Ann had retreated to the door, and was looking at him with wide eyes. With other young men and there had been many—who had said much the same sort of thing to her since her debutante days she had been cool and composed—a little sorry, perhaps, but in no doubt as to her own feelings and her ability to resist their pleadings. But now her heart was racing, and the conviction had begun to steal over her that the cool and composed Ann Chester was in imminent danger of making a fool of herself. Quite suddenly, without any sort of warning, she realised that there was some quality in Jimmy which called aloud to some corresponding quality in herself—a nebulous something that made her know that he and she were mates. She knew herself hard to please where men were concerned. She could not have described what it was in her that all the men she had met, the men with whom she had golfed and ridden and yachted, had failed to satisfy: but, ever since she had acquired the power of self-analysis, she had known that it was something which was a solid and indestructible part of her composition. She could not have put into words what quality she demanded in man, but she had always known that she would recognise it when she found it: and she recognised it now in Jimmy.

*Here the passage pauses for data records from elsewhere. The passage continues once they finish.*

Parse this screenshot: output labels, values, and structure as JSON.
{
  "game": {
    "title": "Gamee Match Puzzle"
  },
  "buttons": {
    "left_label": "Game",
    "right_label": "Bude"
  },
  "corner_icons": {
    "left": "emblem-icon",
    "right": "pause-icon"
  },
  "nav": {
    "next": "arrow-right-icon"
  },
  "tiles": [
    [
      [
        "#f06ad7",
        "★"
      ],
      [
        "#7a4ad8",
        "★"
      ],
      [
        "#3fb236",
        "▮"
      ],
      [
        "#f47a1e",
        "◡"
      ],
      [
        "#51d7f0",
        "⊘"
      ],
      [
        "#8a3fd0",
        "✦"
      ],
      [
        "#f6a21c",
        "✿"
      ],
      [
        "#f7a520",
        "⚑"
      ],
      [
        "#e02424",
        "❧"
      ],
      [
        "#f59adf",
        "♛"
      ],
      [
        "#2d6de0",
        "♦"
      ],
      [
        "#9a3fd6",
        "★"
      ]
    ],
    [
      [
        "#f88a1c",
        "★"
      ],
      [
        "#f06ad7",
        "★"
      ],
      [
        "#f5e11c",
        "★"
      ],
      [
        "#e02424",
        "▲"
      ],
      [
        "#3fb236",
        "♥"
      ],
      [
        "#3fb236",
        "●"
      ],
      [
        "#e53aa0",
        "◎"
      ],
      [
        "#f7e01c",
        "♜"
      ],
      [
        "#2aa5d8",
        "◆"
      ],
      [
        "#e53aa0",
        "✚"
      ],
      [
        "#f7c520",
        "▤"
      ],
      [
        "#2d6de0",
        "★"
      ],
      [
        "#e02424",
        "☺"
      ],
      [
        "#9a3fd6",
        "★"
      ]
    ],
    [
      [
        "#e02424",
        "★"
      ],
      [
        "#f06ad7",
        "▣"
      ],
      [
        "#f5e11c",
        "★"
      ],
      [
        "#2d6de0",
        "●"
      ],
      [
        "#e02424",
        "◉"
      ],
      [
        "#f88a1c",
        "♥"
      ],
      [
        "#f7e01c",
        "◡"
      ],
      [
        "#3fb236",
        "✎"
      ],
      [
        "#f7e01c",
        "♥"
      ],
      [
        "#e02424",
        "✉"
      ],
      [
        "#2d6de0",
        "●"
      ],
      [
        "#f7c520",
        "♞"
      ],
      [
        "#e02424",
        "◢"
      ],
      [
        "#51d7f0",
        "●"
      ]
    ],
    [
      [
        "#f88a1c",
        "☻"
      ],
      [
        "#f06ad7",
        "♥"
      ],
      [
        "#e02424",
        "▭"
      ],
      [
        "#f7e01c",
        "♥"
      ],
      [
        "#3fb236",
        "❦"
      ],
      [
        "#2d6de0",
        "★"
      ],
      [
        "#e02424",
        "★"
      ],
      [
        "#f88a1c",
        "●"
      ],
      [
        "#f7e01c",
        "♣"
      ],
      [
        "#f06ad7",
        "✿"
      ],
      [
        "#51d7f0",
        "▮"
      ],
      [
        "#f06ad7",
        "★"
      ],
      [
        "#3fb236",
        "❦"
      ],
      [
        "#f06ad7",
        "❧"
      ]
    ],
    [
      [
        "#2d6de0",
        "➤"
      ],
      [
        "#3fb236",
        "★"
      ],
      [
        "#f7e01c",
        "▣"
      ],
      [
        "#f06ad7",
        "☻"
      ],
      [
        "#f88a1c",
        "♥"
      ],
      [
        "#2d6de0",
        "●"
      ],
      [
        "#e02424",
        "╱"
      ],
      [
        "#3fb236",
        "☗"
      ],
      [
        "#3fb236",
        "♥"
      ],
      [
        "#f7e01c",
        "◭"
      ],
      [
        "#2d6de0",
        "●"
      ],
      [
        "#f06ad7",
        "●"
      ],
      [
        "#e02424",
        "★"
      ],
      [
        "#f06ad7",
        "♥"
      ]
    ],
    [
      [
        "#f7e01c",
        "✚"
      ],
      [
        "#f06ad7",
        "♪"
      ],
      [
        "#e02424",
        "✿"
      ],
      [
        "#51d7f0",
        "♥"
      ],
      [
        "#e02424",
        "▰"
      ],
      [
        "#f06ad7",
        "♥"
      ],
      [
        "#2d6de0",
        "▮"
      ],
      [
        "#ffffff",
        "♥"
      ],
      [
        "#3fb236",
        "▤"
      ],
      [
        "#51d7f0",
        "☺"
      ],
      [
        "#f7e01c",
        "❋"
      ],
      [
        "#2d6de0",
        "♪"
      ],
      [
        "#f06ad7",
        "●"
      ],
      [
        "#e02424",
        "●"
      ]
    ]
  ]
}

It was a recklessness, an irresponsibility, a cheerful dare-devilry, the complement to her own gay lawlessness.
“Ann!” said Jimmy.
“It’s too late!”
She had not meant to say that. She had meant to say that it was impossible, out of the question. But her heart was running away with her, goaded on by the irony of it all. A veil seemed to have fallen from before her eyes, and she knew now why she had been drawn to Jimmy from the very first. They were mates, and she had thrown away her happiness.
“I’ve promised to marry Lord Wisbeach!”
Jimmy stopped dead, as if the blow had been a physical one.
“You’ve promised to marry Lord Wisbeach!”
“Yes.”
“But—but when?”
“Just now. Only a few minutes ago. When I was driving him to his hotel. He had asked me to marry him before I left for England, and I had promised to give him his answer when I got back. But when I got back, somehow I couldn’t make up my mind. The days slipped by. Something seemed to be holding me back. He pressed me to say that I would marry him, and it seemed absurd to go on refusing to be definite, so I said I would.”
“You can’t love him? Surely you don’t—?”
Ann met his gaze frankly.
“Something seems to have happened to me in the last few minutes,” she said, “and I can’t think clearly. A little while ago it didn’t seem to matter much. I liked him. He was good-looking and good-tempered. I felt that we should get along quite well and be as happy as most people are. That seemed as near perfection as one could expect to get nowadays, so—well, that’s how it was.”
“But you can’t marry him! It’s out of the question!”